Grazie ad uno Staff assolutamente impeccabile e puntuale, prima di inoltrarci nello specifico del nostro anfitrione vogliamo dire due parole sull’ufficio in cui si svolge l’intervista che segue… È un ambiente che ci lascia con lo stupore dei bambini alla vigilia di Natale che ammirano la più bella vetrina di giocattoli, un luogo esattamente in linea con una persona che ama il proprio lavoro e che è fedele al motto “Non si gioca finché si è giovani ma si è giovani finché si gioca”: la stanza è infatti ricca di modellini di aerei, treni, automobili e camion. Prendiamo un buon caffè e riusciamo ad ammirare una enorme nave cargo e una piccola chiatta. Non ultimi, ovviamente, un mappamondo e una carta geografica sono un vero e proprio must.

  • Henrik Hololei e Violeta Bulc, Commissario Europeo ai Trasporti
    Henrik Hololei e Violeta Bulc, Commissario Europeo ai Trasporti
    Henrik Hololei e Violeta Bulc, Commissario Europeo ai Trasporti
  • Henrik Hololei
    A destra, Henrik Hololei, Direttore Generale della DG MOVE Mobilità e Trasporti della Commissione Europea
    A destra, Henrik Hololei, Direttore Generale della DG MOVE Mobilità e Trasporti della Commissione Europea

 

“Strade & Autostrade”: “Cos’è la DG MOVE e di cosa si occupa?”.

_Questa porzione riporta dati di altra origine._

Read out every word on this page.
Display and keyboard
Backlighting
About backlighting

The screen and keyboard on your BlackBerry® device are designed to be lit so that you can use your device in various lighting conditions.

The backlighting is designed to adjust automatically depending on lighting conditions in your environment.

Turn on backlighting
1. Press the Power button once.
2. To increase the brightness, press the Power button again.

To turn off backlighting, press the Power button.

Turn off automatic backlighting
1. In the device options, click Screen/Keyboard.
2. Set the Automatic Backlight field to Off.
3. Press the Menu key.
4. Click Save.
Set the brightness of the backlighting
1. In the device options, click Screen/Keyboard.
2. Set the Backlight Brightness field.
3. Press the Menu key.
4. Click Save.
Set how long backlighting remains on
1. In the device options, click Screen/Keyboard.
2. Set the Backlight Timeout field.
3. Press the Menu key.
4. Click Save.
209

“Henrik Hololei”: “La DG MOVE, acronimo per “Direzione Generale Mobilità e Trasporti”, è una delle Direzioni della Commissione Europea. Lavora sotto la guida politica del Collegio dei Commissari – in particolare del Vice Presidente Maroš Šefčovič e del Commissario per i Trasporti Violeta Bulc – per promuovere una mobilità efficiente, sicura, affidabile, rispettosa dell’ambiente e che crei le condizioni per un’industria competitiva che generi crescita e occupazione.Tale Divisione è composta da uno Staff di 434 persone e coadiuvata dal contributo di Esperti di numerose Agenzie Europee e di due Imprese in joint venture che sovrintendono: la EASA, Agenzia Europea per la Sicurezza Aerea, l’EMSA, Agenzia Europea per la Sicurezza Marittima, la ERA, Agenzia Ferroviaria Europea, la INEA, Agenzia Esecutiva per l’Innovazione e le Reti, il SESAR (Single European Sky ATM Research) e il Shift2Rail (iniziativa per la ricerca e l’innovazione di nuove e avanzate tecnologie del comparto ferroviario, NdR)”.

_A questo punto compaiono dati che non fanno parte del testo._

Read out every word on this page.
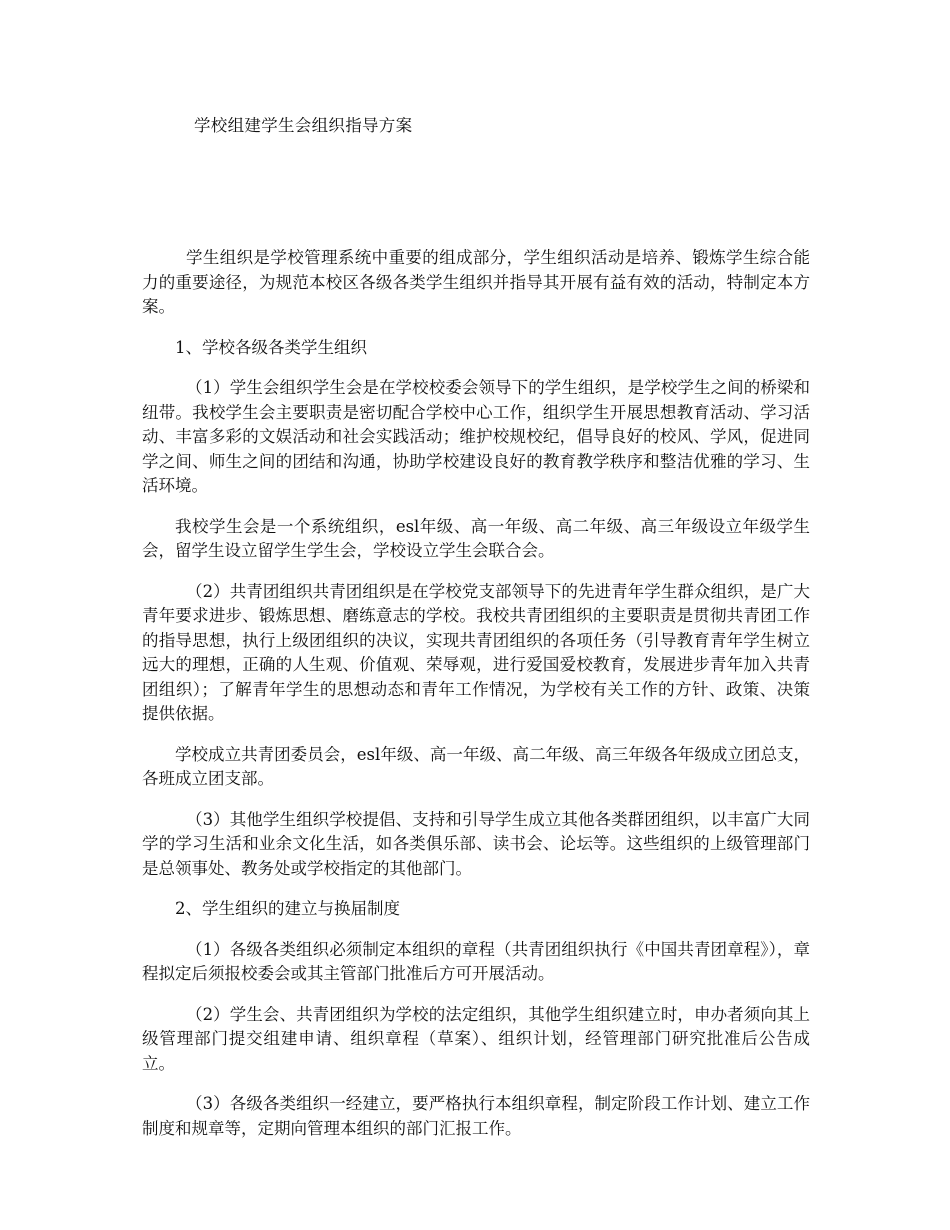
学校组建学生会组织指导方案

学生组织是学校管理系统中重要的组成部分，学生组织活动是培养、锻炼学生综合能力的重要途径，为规范本校区各级各类学生组织并指导其开展有益有效的活动，特制定本方案。

1、学校各级各类学生组织

（1）学生会组织学生会是在学校校委会领导下的学生组织，是学校学生之间的桥梁和纽带。我校学生会主要职责是密切配合学校中心工作，组织学生开展思想教育活动、学习活动、丰富多彩的文娱活动和社会实践活动；维护校规校纪，倡导良好的校风、学风，促进同学之间、师生之间的团结和沟通，协助学校建设良好的教育教学秩序和整洁优雅的学习、生活环境。

我校学生会是一个系统组织，esl年级、高一年级、高二年级、高三年级设立年级学生会，留学生设立留学生学生会，学校设立学生会联合会。

（2）共青团组织共青团组织是在学校党支部领导下的先进青年学生群众组织，是广大青年要求进步、锻炼思想、磨练意志的学校。我校共青团组织的主要职责是贯彻共青团工作的指导思想，执行上级团组织的决议，实现共青团组织的各项任务（引导教育青年学生树立远大的理想，正确的人生观、价值观、荣辱观，进行爱国爱校教育，发展进步青年加入共青团组织）；了解青年学生的思想动态和青年工作情况，为学校有关工作的方针、政策、决策提供依据。

学校成立共青团委员会，esl年级、高一年级、高二年级、高三年级各年级成立团总支，各班成立团支部。

（3）其他学生组织学校提倡、支持和引导学生成立其他各类群团组织，以丰富广大同学的学习生活和业余文化生活，如各类俱乐部、读书会、论坛等。这些组织的上级管理部门是总领事处、教务处或学校指定的其他部门。

2、学生组织的建立与换届制度

（1）各级各类组织必须制定本组织的章程（共青团组织执行《中国共青团章程》），章程拟定后须报校委会或其主管部门批准后方可开展活动。

（2）学生会、共青团组织为学校的法定组织，其他学生组织建立时，申办者须向其上级管理部门提交组建申请、组织章程（草案）、组织计划，经管理部门研究批准后公告成立。

（3）各级各类组织一经建立，要严格执行本组织章程，制定阶段工作计划、建立工作制度和规章等，定期向管理本组织的部门汇报工作。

“S&A”: “Tra i punti elencati nella sua agenda figura il completamento del quarto pacchetto ferroviario. Quali benefici potrà apportare al settore?”

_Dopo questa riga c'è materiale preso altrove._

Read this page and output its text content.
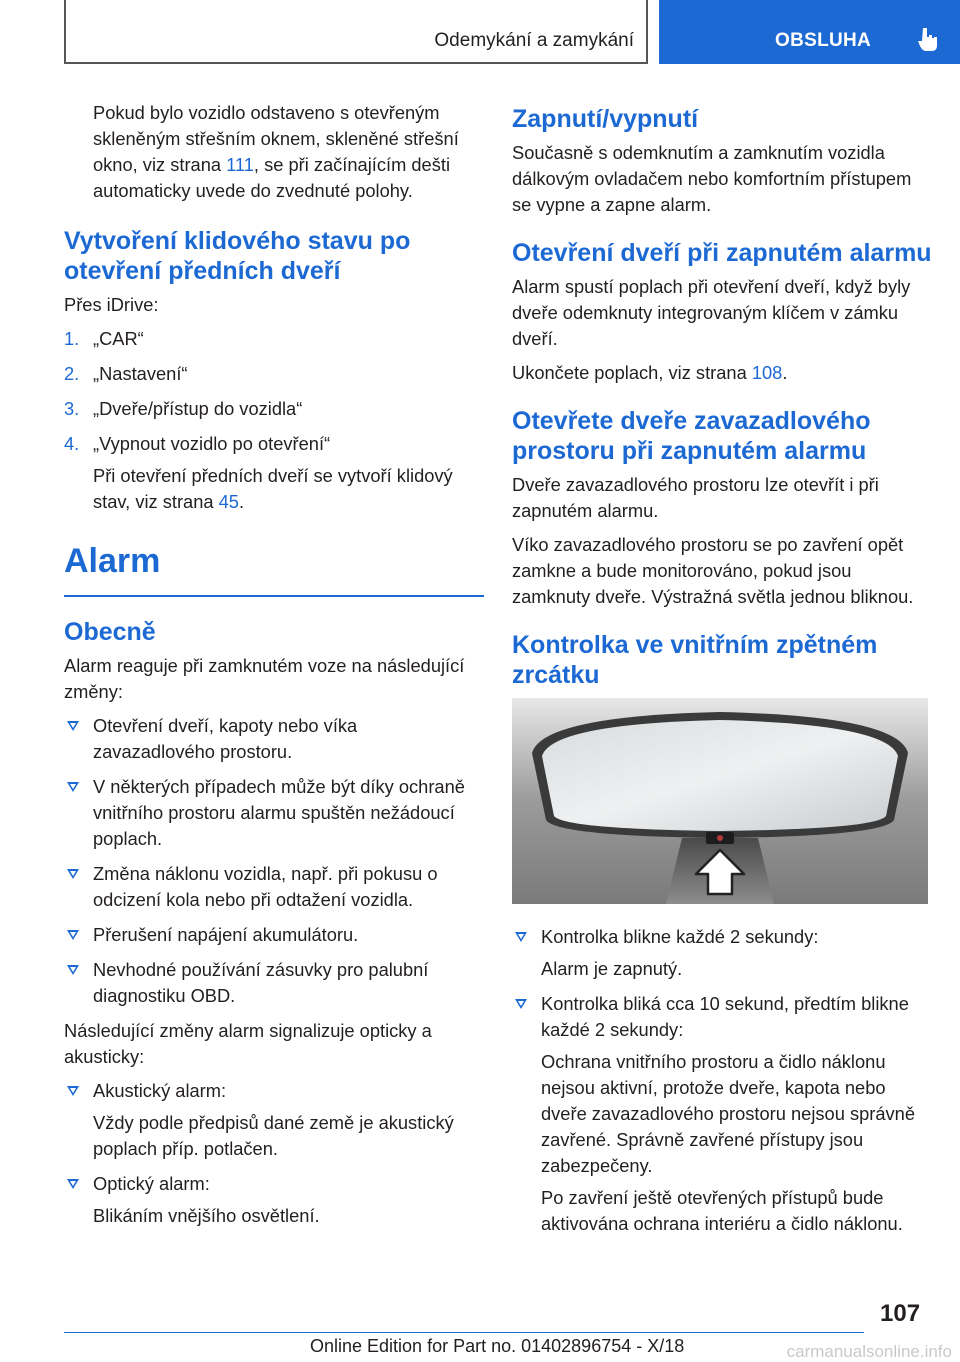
Odemykání a zamykání	OBSLUHA

Pokud bylo vozidlo odstaveno s otevřeným skleněným střešním oknem, skleněné střešní okno, viz strana 111, se při začínajícím dešti automaticky uvede do zvednuté polohy.

Vytvoření klidového stavu po otevření předních dveří

Přes iDrive:

1. „CAR“
2. „Nastavení“
3. „Dveře/přístup do vozidla“
4. „Vypnout vozidlo po otevření“
Při otevření předních dveří se vytvoří klidový stav, viz strana 45.
Alarm
Obecně

Alarm reaguje při zamknutém voze na následující změny:

Otevření dveří, kapoty nebo víka zavazadlového prostoru.
V některých případech může být díky ochraně vnitřního prostoru alarmu spuštěn nežádoucí poplach.
Změna náklonu vozidla, např. při pokusu o odcizení kola nebo při odtažení vozidla.
Přerušení napájení akumulátoru.
Nevhodné používání zásuvky pro palubní diagnostiku OBD.

Následující změny alarm signalizuje opticky a akusticky:

Akustický alarm:
Vždy podle předpisů dané země je akustický poplach příp. potlačen.
Optický alarm:
Blikáním vnějšího osvětlení.
Zapnutí/vypnutí

Současně s odemknutím a zamknutím vozidla dálkovým ovladačem nebo komfortním přístupem se vypne a zapne alarm.

Otevření dveří při zapnutém alarmu

Alarm spustí poplach při otevření dveří, když byly dveře odemknuty integrovaným klíčem v zámku dveří.

Ukončete poplach, viz strana 108.

Otevřete dveře zavazadlového prostoru při zapnutém alarmu

Dveře zavazadlového prostoru lze otevřít i při zapnutém alarmu.

Víko zavazadlového prostoru se po zavření opět zamkne a bude monitorováno, pokud jsou zamknuty dveře. Výstražná světla jednou bliknou.

Kontrolka ve vnitřním zpětném zrcátku
Kontrolka blikne každé 2 sekundy:
Alarm je zapnutý.
Kontrolka bliká cca 10 sekund, předtím blikne každé 2 sekundy:
Ochrana vnitřního prostoru a čidlo náklonu nejsou aktivní, protože dveře, kapota nebo dveře zavazadlového prostoru nejsou správně zavřené. Správně zavřené přístupy jsou zabezpečeny.
Po zavření ještě otevřených přístupů bude aktivována ochrana interiéru a čidlo náklonu.
107
Online Edition for Part no. 01402896754 - X/18	carmanualsonline.info
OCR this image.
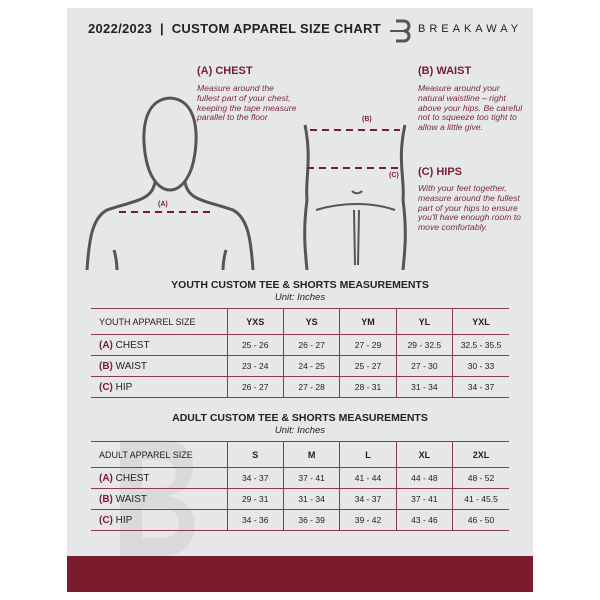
2022/2023  |  CUSTOM APPAREL SIZE CHART	BREAKAWAY
(A)
(B)
(C)
(A) CHEST
Measure around the fullest part of your chest, keeping the tape measure parallel to the floor
(B) WAIST
Measure around your natural waistline – right above your hips. Be careful not to squeeze too tight to allow a little give.
(C) HIPS
With your feet together, measure around the fullest part of your hips to ensure you'll have enough room to move comfortably.
YOUTH CUSTOM TEE & SHORTS MEASUREMENTS
Unit: Inches
YOUTH APPAREL SIZE	YXS	YS	YM	YL	YXL
(A) CHEST	25 - 26	26 - 27	27 - 29	29 - 32.5	32.5 - 35.5
(B) WAIST	23 - 24	24 - 25	25 - 27	27 - 30	30 - 33
(C) HIP	26 - 27	27 - 28	28 - 31	31 - 34	34 - 37
ADULT CUSTOM TEE & SHORTS MEASUREMENTS
Unit: Inches
ADULT APPAREL SIZE	S	M	L	XL	2XL
(A) CHEST	34 - 37	37 - 41	41 - 44	44 - 48	48 - 52
(B) WAIST	29 - 31	31 - 34	34 - 37	37 - 41	41 - 45.5
(C) HIP	34 - 36	36 - 39	39 - 42	43 - 46	46 - 50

“HH”: “Il quarto pacchetto ferroviario riguarda il completamento dello Spazio Ferroviario Unico Europeo per garantire un vero e proprio mercato ferroviario europeo. Vogliamo innanzitutto realizzare tre punti: in primo luogo, avviare l’apertura dei mercati nazionali per il trasporto passeggeri e promuovere gare di appalti pubblici di servizi indispensabili. In secondo luogo, rafforzare l’indipendenza dei Gestori dell’infrastruttura, affinché controllino tutte le funzioni al centro della rete ferroviaria e garantiscano a tutti una corretta accessibilità alla ferrovia. In terzo luogo, potenziare l’Agenzia ferroviaria europea in modo che possa rilasciare a livello europeo sia le autorizzazioni per i veicoli sia i certificati di sicurezza per gli operatori, facilitare l’interoperabilità ed abbattere gli adempimenti amministrativi per tutto il settore ferroviario. Ciò si traduce in due aspetti principali: quellolegato all’aspetto tecnico e quello volto a garantire un corretto funzionamento del mercato. La sostanza delle proposte tecniche è di garantire l’effettiva interoperabilità e le certificazioni di sicurezza affinché i treni non debbano fermarsi alle frontiere per cambiare la locomotiva e i conducenti. Ciò farà risparmiare tempo, consentirà l’accesso a un mercato equo e, soprattutto, garantirà il medesimo alto livello di sicurezza in tutta l’area ferroviaria d’Europa. In tutto ciò, l’Agenzia Ferroviaria Europea avrà un ruolo centrale da svolgere. Il vantaggio è che gli operatori ferroviari saranno in grado di ottenere la certificazione UE sui loro veicoli e non avranno più la necessità di ottenere i singoli certificati nazionali. Saranno quindi in grado di risparmiare tempo prezioso e offrire servizi più affidabili alla loro Clientela”.